On Fri, 2023-05-26 at 10:43 -0700, Jeff Davis wrote:
> We still need to consider backwards compatibility. If someone has a
> collation with locale name C.UTF-8 in an earlier version, any change
> to
> the interpretation of that locale name after an upgrade carries a
> corruption risk. The risks are different in ICU vs libc:
...
> For libc: this change may affect any user who happened to have
> LANG=C.UTF-8 in their environment at initdb time, which is probably a
> lot of users, and some buildfarm members. However, the average risk
> seems to be much lower, because we've gone a long time with the
> assumption that C.UTF-8 has the same behavior as C, and this only
> recently came up. Also, I'm not sure how obscure the cases are even
> if
> there is a difference; perhaps they don't often occur in practice?
> It's
> not clear to me how we mitigate this risk further, though.
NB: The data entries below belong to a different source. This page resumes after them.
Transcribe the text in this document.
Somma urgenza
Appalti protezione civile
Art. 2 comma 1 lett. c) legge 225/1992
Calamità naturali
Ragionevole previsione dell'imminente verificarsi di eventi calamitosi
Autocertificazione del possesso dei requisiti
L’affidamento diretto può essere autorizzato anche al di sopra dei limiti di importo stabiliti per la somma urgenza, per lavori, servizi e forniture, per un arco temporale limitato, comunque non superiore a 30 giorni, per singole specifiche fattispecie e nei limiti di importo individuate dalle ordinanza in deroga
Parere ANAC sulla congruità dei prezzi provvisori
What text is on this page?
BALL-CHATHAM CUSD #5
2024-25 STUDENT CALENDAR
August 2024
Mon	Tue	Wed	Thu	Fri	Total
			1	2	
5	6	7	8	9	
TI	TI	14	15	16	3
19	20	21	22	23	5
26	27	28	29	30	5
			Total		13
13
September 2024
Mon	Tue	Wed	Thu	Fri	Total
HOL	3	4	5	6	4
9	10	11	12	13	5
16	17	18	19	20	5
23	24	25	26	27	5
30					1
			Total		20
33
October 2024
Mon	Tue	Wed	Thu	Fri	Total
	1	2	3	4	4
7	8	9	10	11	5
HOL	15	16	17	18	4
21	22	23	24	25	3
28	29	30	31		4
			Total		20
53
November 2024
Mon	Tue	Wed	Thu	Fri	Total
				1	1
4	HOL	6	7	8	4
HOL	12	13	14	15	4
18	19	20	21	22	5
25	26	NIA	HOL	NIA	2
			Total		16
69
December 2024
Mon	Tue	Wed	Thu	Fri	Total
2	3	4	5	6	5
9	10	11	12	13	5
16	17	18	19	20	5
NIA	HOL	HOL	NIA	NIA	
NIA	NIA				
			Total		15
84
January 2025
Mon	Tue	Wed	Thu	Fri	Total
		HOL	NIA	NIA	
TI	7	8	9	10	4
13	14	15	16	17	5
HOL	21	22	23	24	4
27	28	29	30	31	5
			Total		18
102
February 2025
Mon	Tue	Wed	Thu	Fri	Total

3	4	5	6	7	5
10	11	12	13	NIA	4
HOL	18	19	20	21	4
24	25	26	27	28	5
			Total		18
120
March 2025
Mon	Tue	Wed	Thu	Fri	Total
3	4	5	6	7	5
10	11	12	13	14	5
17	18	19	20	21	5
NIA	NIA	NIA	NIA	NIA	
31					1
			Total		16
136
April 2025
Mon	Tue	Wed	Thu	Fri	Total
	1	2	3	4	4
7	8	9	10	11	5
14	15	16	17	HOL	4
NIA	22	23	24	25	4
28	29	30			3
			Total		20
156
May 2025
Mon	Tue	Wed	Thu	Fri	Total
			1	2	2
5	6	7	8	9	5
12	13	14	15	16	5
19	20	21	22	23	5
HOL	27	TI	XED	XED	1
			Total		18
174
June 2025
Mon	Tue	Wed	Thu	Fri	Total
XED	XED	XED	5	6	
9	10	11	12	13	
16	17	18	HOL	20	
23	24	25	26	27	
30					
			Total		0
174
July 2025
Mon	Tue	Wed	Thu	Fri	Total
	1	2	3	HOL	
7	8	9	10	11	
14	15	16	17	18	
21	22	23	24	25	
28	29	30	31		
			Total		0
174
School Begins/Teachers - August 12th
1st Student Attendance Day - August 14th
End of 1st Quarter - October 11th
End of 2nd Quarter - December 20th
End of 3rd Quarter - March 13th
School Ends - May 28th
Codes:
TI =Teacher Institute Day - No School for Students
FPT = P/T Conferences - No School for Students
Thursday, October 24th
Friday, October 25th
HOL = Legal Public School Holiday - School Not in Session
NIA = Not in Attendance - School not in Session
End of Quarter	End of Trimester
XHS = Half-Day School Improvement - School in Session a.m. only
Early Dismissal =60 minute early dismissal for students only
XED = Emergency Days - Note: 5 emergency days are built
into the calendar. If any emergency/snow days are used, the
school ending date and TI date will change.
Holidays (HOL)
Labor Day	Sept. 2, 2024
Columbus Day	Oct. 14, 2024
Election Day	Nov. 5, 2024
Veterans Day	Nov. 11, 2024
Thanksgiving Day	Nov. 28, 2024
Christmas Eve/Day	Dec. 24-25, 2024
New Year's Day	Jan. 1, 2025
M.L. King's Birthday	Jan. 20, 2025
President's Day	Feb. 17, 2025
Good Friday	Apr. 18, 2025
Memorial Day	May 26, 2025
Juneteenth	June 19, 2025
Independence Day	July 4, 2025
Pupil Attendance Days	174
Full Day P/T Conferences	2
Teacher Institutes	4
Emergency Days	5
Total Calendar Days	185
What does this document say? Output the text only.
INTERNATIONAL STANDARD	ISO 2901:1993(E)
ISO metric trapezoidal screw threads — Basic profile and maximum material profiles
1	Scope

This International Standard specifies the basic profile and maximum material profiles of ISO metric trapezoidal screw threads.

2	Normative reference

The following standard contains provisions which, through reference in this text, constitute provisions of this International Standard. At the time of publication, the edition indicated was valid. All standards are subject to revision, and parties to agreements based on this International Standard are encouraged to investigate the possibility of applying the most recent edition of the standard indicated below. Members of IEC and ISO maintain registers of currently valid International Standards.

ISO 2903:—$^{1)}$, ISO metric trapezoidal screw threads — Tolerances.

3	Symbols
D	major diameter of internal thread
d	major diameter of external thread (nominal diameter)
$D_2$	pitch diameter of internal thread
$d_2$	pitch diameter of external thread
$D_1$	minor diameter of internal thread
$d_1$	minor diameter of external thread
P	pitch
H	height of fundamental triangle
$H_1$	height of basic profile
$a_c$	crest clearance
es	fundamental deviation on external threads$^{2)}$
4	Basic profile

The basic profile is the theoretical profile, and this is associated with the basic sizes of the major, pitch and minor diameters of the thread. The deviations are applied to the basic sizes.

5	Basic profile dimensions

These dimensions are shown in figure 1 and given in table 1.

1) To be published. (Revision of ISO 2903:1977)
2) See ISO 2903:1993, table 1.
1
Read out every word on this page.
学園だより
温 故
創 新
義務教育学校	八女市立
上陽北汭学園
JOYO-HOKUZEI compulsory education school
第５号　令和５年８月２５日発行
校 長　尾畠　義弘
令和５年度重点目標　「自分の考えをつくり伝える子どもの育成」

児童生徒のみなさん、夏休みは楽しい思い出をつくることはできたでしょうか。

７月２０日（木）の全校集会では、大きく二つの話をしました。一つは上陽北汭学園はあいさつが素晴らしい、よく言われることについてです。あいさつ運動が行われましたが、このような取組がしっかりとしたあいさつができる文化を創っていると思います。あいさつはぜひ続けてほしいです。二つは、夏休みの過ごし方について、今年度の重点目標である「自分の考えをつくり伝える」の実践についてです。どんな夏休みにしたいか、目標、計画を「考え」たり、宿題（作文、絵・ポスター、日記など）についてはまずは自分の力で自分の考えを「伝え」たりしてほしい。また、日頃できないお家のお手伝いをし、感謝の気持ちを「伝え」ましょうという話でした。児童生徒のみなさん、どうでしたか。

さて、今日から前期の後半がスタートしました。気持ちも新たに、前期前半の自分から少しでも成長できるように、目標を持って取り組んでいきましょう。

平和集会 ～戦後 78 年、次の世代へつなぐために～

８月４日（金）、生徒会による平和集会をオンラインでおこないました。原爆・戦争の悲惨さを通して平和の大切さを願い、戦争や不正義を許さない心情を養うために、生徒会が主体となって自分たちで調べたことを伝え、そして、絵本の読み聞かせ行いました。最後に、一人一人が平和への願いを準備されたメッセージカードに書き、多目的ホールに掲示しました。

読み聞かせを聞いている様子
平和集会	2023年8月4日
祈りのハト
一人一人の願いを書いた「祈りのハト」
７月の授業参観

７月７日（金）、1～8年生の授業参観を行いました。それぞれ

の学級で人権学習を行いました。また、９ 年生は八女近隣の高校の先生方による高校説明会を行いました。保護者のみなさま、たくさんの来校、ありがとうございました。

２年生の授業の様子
We can avoid this risk by converting C.anything or POSIX.anything to
plain "C" or "POSIX", respectively, for new collations before storing
the string in the catalog. For upgraded collations, we can preserve the
existing locale name. When opening the locale, we would still only
recognize plain "C" and "POSIX" as the C locale.
That would be more consistent behavior for new users, without creating
a backwards compatibility problem for existing users who happened to
create a collation with C.UTF-8.
For ICU users, we'd still need the upgrade check, because even the "C"
locale was not implemented with memcmp in prior versions. But I think
that's fine and should be done anyway, as the behavior in that case was
incorrect and was almost certainly a mistake by the user.
Regards,
Jeff Davis